Opened 15 years ago
Closed 15 years ago
#446 closed defect (fixed)
TermGenerator: Strange handling of '+' within a word
Reported by: | Carl Worth | Owned by: | Olly Betts |
---|---|---|---|
Priority: | normal | Milestone: | 1.0.18 |
Component: | Library API | Version: | 1.1.3 |
Severity: | normal | Keywords: | |
Cc: | Blocked By: | ||
Blocking: | Operating System: | All |
Description (last modified by )
I asked the TermGenerator to generate terms for a string containing " xapian+kanru ". I was surprised to see the result as the following two terms:
xapian+ kanru
I did note that the documentation[1] of the term-generator says that "trailing +" is included on a term. But the handling of the above seems inconsistent. It appears that the embedded '+' is first treated as a non-word character to split the string into "xapian+" and "kanru" and then the '+' is identified as trailing, so is considered a word-character to yield "xapian+".

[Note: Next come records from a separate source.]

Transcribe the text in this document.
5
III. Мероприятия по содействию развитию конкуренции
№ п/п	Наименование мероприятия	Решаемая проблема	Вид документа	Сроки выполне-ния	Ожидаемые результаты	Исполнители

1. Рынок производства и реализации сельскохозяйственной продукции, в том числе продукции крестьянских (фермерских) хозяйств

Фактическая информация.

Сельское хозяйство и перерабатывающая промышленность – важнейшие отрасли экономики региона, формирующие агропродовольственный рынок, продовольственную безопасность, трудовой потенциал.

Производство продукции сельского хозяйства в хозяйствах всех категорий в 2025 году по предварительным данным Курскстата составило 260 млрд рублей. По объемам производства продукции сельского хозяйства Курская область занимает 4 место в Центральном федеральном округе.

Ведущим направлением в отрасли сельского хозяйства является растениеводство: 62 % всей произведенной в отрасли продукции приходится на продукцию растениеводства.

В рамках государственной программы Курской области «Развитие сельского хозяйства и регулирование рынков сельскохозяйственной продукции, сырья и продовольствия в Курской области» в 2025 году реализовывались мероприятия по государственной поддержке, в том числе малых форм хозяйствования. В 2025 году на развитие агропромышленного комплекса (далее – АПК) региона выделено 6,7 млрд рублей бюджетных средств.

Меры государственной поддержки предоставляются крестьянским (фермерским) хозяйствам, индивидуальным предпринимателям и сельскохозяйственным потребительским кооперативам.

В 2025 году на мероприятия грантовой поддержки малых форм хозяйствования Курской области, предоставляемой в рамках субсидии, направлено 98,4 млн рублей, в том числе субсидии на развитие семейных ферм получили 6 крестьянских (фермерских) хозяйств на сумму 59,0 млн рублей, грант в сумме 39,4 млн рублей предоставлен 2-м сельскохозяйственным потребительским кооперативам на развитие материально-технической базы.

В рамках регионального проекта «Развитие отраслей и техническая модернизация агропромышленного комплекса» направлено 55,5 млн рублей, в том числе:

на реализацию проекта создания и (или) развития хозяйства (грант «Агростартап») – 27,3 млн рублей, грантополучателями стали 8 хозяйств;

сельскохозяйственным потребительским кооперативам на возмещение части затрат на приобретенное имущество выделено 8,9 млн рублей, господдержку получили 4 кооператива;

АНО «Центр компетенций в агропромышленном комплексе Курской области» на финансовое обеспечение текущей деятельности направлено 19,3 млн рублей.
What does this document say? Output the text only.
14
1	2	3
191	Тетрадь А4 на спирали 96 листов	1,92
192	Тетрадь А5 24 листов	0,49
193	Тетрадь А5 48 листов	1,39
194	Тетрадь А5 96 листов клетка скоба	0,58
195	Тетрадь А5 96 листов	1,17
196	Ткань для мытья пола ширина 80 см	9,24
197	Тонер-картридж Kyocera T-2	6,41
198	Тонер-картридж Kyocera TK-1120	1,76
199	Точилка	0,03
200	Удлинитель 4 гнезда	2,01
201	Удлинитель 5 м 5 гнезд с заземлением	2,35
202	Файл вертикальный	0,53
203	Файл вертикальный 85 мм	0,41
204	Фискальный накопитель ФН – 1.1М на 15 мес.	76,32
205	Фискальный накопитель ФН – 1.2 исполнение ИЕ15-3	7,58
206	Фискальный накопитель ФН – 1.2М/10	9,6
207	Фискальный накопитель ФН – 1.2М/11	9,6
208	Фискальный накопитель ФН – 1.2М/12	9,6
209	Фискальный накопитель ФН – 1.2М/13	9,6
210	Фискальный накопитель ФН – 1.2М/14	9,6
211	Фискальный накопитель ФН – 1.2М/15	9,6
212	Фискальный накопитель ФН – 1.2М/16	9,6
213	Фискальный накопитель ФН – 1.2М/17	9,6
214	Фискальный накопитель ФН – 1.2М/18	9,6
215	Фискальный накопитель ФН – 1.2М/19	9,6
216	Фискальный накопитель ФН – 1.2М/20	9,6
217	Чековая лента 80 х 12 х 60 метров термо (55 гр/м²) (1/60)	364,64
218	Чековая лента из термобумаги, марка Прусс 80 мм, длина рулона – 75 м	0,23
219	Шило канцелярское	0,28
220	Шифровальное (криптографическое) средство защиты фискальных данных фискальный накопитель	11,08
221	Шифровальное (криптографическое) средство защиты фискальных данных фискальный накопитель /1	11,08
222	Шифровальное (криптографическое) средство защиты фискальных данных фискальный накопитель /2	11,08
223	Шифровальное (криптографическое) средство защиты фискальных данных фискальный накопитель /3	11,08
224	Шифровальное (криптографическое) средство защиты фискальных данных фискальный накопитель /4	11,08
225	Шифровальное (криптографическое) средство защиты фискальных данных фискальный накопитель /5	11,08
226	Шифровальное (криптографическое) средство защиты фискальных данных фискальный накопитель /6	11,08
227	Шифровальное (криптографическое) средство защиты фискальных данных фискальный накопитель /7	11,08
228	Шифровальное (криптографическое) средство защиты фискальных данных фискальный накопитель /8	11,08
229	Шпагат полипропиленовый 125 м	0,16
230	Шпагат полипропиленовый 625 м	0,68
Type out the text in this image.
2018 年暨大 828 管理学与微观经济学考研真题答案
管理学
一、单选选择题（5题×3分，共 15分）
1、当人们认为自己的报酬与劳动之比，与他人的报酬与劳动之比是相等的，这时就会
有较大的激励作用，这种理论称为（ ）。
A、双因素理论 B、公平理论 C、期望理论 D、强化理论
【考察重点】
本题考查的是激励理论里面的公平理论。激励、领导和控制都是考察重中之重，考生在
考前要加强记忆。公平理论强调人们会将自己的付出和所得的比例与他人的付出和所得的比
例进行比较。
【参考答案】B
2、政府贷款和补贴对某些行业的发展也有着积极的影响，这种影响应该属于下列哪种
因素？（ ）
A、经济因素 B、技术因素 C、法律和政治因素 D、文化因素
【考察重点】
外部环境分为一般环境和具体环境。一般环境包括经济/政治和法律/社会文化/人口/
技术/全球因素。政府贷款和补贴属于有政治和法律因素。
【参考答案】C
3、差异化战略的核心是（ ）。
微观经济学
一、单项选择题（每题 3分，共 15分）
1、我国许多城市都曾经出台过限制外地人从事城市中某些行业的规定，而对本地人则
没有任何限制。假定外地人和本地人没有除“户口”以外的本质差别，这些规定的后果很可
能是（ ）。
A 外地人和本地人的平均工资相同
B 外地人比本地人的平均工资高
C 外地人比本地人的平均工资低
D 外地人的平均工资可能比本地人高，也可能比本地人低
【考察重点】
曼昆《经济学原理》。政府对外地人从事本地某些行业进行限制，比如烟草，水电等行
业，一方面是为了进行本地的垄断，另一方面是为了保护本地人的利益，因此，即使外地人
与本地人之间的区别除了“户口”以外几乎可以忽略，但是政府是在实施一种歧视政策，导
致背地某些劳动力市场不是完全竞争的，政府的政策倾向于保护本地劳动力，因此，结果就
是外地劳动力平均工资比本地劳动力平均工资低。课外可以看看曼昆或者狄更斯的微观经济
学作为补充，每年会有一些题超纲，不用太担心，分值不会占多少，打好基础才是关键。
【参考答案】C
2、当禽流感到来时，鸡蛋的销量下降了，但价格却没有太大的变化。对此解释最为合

I expected the embedded '+' to be treated consistently as a non-word character here, (it's not a trailing +), so the desired result would be the two terms "xapian" and "kanru".
As always, thanks for Xapian!
-Carl
[1] http://xapian.org/docs/termgenerator.html
PS. The above documentation has phrases like "a few other characters" in some places. I would love to see those replaced with lists of the actual characters so that I could predict correct results by reading the documentation.
Change History (2)
comment:1 by , 15 years ago
Component: | Other → Library API |
---|---|
Description: | modified (diff) |
Milestone: | → 1.0.18 |
Status: | new → assigned |
comment:2 by , 15 years ago
Resolution: | → fixed |
---|---|
Status: | assigned → closed |
Upon reflection, the term with the appended + isn't actually useful, so there's no point generating it in the name of "compatibility". So backported the exact change from trunk to 1.0 in r13992.
QueryParser already gets this right.
Fixed in trunk r13988.
For 1.0 just backporting this change arguably introduces an incompatibility in indexing. Not sure if it matters or not, but perhaps we should index the first term both with and without the suffix there.